在一個管理已經取代治理的系統裡,正式的程序主宰著每一個行動。但程序本質上是僵化的,無法預見現實無窮的變異。當原始的現實與僵化的程序相撞,系統便會凍結。為了讓機器解凍、維持運作,節點必須透過非正式的協議,繞過正式規則。腐敗是判斷的黑市。因為主人已經無法做出實質判斷來化解摩擦,器靈便在暗處買賣判斷。行賄與回扣,只是這個影子市場的定價機制。

企業內部的採購體系提供了一個更貼近日常商業運作的樣本。一家跨國企業的採購部門,每年要在成百上千家供應商之間做出選擇,理論上依據價格、品質與交期的綜合評比來決定。但實務上,評比標準的權重設定,本身就留有相當的裁量空間——品質評分可以偏重某項供應商特別擅長的指標,交期評分可以放寬到剛好符合某家供應商的產能節奏。採購人員長年與特定供應商業務往來,累積出私人交情,供應商定期安排的商務餐敘、年節禮品、產業考察行程,逐漸模糊了「維繫業務關係」與「輸送利益」之間的界線。多數時候,這整套往來完全不觸犯任何一條公司規章,因為規章本身,正是由同一批人隨著時間推移,逐步鬆綁到足以容納這些往來的程度。等到某次審計意外揭發某項離譜的比價結果時,外界往往驚訝於「怎麼會沒人發現」,但事實是,這套機制運作了很長時間,正是因為它從未表現為單一的違規事件,而是無數次微小的、看似合理的裁量累積而成的結果——這正是判斷黑市最典型的樣貌:沒有一次交易大到足以構成刑事案件,但整條供應鏈的定價邏輯,早已被這套非正式的關係網絡重新定義。
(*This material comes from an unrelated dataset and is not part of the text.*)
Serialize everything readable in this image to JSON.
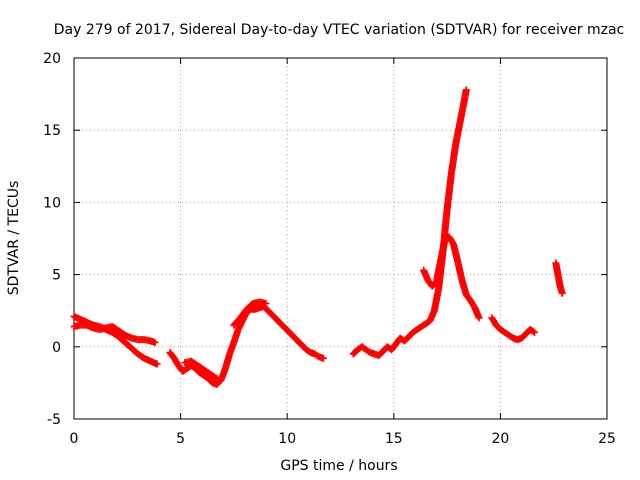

這個定價機制值得再拆解一層。任何黑市的價格,都反映著風險與稀缺性——查緝越嚴格,價格越高;裁量權越集中,價格也越高。這意味著一項看似矛盾的推論:在其他條件不變的情況下,加強查緝本身,並不會讓黑市消失,反而會先讓黑市的價格上升,因為承擔風險的一方,必然要求更高的溢價作為補償。這解釋了另一個常見卻令人困惑的現象——許多雷厲風行的反腐運動,在初期確實會讓浮上檯面的貪腐案件數量增加,製造出「腐敗更嚴重了」的錯覺;而在運動退潮之後,倖存下來的交換網絡,往往比運動之前更為隱蔽、更為精緻,因為淘汰賽本身,就是一場對交換手法的天擇——被抓到的,是那些手法最粗糙的節點,存活下來的,是那些最懂得包裝與定價風險的節點。

而這個判斷黑市的主要供血方,往往來自外部——來自另一頭同樣擁有自主生存邏輯的巨獸:資本。當行政器靈的內部代謝失調,它所無法透過正式程序完成的資源配置,便由外部資本以顧問費、政治獻金、退休職位等形式補入。兩頭器靈在此交匯:一頭需要資源維持運轉,一頭需要影響力確保回報。公私之間的界線模糊地帶,正是它們的交換介面。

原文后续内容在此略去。